Garber et al compared insulin degludec with glargine in 1,006 patients with type 2 diabetes over 12 months in combination with insulin aspart plus or minus metformin, plus or minus pioglitazone. After 1 year, HbA1c and fasting glucose decreased similarly in both groups (1.1% and 41 mg/dL in the degludec group vs. 1.2% and 36 mg/dL in the glargine group). Overall rates of hypoglycemia were lower in the degludec group (11.1 vs. 13.6 episodes/patient year; P=.0359). Nocturnal hypoglycemia was also lower in the degludec group (1.4 vs. 1.8 episodes/patient year; P=.0399).

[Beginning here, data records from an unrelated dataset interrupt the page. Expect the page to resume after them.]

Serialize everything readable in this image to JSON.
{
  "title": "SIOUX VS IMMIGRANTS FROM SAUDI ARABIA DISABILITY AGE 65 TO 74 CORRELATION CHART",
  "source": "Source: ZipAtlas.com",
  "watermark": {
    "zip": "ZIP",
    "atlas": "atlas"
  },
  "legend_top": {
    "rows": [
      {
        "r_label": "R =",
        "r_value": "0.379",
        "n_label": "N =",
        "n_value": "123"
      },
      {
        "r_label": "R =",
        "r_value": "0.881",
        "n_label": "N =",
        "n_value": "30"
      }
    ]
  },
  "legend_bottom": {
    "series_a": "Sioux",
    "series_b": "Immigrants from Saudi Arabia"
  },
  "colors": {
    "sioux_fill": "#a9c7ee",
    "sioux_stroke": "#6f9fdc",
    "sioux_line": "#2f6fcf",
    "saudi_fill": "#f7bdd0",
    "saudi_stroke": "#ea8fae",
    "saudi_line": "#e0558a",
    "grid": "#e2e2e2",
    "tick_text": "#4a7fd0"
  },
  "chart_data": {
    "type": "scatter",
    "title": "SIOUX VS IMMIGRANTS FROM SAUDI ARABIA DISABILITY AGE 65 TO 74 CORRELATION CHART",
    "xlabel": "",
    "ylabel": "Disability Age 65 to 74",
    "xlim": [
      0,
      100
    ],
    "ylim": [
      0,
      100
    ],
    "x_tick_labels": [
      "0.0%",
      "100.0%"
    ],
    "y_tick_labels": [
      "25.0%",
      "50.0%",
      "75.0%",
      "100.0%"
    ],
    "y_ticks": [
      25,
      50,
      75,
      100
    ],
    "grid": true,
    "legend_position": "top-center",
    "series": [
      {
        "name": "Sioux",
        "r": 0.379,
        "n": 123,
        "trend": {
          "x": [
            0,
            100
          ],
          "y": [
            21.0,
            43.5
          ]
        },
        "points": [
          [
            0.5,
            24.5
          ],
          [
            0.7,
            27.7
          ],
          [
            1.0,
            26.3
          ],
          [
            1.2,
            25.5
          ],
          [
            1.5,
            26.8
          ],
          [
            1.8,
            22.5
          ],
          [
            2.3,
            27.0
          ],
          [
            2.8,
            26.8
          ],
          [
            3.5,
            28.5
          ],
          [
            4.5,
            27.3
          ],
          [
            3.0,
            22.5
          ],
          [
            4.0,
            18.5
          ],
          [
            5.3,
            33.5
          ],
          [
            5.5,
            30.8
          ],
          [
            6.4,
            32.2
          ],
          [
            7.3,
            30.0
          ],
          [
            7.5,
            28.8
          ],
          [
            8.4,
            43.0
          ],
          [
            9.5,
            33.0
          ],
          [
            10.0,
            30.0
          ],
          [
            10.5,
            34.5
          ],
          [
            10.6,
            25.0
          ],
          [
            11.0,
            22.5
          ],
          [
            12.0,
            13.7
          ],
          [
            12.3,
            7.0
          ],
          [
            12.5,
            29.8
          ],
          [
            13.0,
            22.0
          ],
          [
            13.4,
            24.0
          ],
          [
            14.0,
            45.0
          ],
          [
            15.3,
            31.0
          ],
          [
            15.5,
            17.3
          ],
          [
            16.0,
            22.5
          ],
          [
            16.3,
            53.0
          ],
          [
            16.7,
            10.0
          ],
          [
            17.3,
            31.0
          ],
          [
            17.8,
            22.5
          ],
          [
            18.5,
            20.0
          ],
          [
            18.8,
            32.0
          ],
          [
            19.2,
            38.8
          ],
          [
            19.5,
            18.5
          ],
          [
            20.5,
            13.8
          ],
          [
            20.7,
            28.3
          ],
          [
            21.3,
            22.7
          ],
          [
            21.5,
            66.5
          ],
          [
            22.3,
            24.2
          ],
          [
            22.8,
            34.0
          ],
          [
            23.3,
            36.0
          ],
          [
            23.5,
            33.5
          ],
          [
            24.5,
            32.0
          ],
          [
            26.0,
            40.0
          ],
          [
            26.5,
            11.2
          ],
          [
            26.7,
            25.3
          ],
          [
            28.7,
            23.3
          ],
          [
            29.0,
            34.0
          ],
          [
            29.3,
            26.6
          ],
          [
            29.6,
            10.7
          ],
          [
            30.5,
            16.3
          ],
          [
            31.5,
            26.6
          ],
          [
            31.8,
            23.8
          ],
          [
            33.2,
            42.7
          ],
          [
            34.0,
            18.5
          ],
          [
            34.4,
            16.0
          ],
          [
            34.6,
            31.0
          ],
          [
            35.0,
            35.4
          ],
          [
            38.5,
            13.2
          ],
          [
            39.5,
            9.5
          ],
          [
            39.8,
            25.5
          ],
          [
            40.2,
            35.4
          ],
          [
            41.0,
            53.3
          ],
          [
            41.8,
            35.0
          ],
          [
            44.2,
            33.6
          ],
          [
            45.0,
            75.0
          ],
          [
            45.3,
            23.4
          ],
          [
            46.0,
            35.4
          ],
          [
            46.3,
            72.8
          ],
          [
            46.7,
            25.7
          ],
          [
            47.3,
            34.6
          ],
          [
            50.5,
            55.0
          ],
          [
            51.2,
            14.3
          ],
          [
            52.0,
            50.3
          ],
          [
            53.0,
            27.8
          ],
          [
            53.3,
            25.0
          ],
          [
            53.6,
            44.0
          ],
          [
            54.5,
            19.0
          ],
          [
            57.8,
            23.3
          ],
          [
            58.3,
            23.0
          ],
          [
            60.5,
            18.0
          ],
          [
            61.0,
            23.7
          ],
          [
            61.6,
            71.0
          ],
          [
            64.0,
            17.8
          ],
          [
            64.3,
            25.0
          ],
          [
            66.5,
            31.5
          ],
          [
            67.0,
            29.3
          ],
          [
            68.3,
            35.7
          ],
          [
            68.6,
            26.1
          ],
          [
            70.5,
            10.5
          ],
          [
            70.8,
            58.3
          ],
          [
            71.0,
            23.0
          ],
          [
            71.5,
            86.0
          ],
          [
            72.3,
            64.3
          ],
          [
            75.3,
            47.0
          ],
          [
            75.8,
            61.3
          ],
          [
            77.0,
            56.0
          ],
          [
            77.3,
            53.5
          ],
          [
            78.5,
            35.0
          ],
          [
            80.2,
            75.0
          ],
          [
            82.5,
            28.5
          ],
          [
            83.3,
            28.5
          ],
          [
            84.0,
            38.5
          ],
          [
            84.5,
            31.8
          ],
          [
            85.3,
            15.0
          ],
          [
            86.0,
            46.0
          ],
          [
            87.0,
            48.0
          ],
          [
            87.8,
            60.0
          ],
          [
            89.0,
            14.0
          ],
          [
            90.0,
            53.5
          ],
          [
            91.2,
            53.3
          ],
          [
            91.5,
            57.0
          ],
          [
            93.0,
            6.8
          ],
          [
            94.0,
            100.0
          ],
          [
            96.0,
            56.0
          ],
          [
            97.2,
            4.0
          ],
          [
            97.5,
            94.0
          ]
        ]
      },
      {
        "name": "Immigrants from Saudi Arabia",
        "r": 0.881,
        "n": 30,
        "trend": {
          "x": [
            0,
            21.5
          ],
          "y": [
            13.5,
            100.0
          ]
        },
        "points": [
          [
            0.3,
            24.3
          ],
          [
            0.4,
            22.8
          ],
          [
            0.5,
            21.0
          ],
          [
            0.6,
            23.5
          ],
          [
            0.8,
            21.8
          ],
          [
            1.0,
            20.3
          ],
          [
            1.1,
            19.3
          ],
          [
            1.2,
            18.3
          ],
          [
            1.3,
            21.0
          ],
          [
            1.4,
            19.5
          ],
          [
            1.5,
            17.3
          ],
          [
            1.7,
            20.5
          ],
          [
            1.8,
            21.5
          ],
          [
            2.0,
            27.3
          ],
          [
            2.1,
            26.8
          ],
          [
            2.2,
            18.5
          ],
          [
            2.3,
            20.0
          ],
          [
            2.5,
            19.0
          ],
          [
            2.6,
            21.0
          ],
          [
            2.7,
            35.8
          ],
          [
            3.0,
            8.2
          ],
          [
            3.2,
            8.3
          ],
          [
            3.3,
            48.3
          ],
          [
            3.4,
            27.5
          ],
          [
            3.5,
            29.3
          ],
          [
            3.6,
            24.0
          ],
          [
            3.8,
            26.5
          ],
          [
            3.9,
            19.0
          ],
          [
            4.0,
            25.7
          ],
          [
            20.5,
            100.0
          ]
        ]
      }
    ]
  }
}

Finally, Heise et al compared two formulations of insulin degludec/insulin aspart (70%/30% and 55%/45%) and insulin glargine in 178 patients over 16 weeks with type 2 diabetes. All insulins were given in combination with metformin. After 16 weeks, HbA1c decreased in all groups by comparable levels. Additionally, a similar number of patients in each group achieved HbA1c goal <7%. The degludec/aspart 55%/45% group had the highest rates of hypoglycemia, and hypoglycemia rates between the other two groups were comparable.

Meneghini et al compared insulin degludec administered at various times each day (ie, patients would dose in morning one day, evening following day, and continue to cycle between AM and PM administration) to glargine given at the same time each day in 459 patients with type 2 diabetes. After 26 weeks, both insulins produced similar reductions in HbA1c (1.28% degludec group vs. 1.26% glargine group) and similar rates of hypoglycemia. The authors concluded that degludec offered more dosing flexibility while maintaining efficacy and safety, as compared with glargine given at the same time every day.

Based on the trials above, insulin degludec appears to offer similar efficacy to insulin glargine, while possibly reducing rates of hypoglycemia. It may also afford the opportunity for more flexible dosing, while maintaining efficacy. Any additional advantages/disadvantages remain to be seen.